Goat Grazing to Prevent Wildfires

Hundreds of goats are eating dry grass, weeds and anything that is flammable at the base of the San Bernardino Mountain around the rugged hillside adjacent to Arrowhead Springs Hotel last week.

An official statement issued by the San Manuel Band of Mission Indian states, “It is common practice for public agencies and private land owners to utilize animal herds, particularly goat herds, for weed control. The herd at Arrowhead Springs is highly effective in reducing a variety of fuel types to guard against wildland fires, particularly in difficult terrain, and we are pleased to have them as guests on the property for the next few months.”

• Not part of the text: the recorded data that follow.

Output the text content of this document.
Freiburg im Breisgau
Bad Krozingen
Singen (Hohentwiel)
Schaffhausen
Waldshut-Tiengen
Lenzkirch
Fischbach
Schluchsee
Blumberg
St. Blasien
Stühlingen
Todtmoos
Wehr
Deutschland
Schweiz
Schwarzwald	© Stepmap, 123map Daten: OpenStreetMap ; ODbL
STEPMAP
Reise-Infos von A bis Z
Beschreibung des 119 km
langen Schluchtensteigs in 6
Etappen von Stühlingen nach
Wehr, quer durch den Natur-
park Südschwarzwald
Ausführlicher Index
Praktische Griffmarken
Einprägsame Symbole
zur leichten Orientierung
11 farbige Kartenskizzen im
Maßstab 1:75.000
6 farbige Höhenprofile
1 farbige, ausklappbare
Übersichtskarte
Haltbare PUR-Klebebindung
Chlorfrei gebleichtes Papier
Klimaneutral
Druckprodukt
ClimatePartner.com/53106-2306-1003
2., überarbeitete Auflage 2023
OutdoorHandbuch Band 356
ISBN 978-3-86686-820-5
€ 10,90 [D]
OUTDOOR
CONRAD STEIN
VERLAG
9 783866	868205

Across California, goats are being used to chomp down the vegetation in areas where controlled burns are too risky or terrain too difficult to navigate to help create firebreaks to prevent wildfires from spreading.

Targeted goat grazing is eco-friendly, safer, and a lot less noise compared to other alternatives. Furthermore, grazing avoid the use of chemicals that can leach into the water supply. 

George Gonzales is a herd owner in Southern California who offers his goat services for brush control over the last 15 years. Gonzales, who operates Ranchito Tivo Boer Goats based in Chino said he would hire out goats for property as small as 5 acres and travel to adjacent counties. 

“I have 350 Boer goats,” said Gonzales. “It takes about 200 goats to clear an acre a day.” Gonzales has regular contracts with cities, counties and state-owned properties.

Although some may argue that grazing posts a threat to endangered species, grazing can prevent potential wildfires that take human lives, homes, towns and businesses.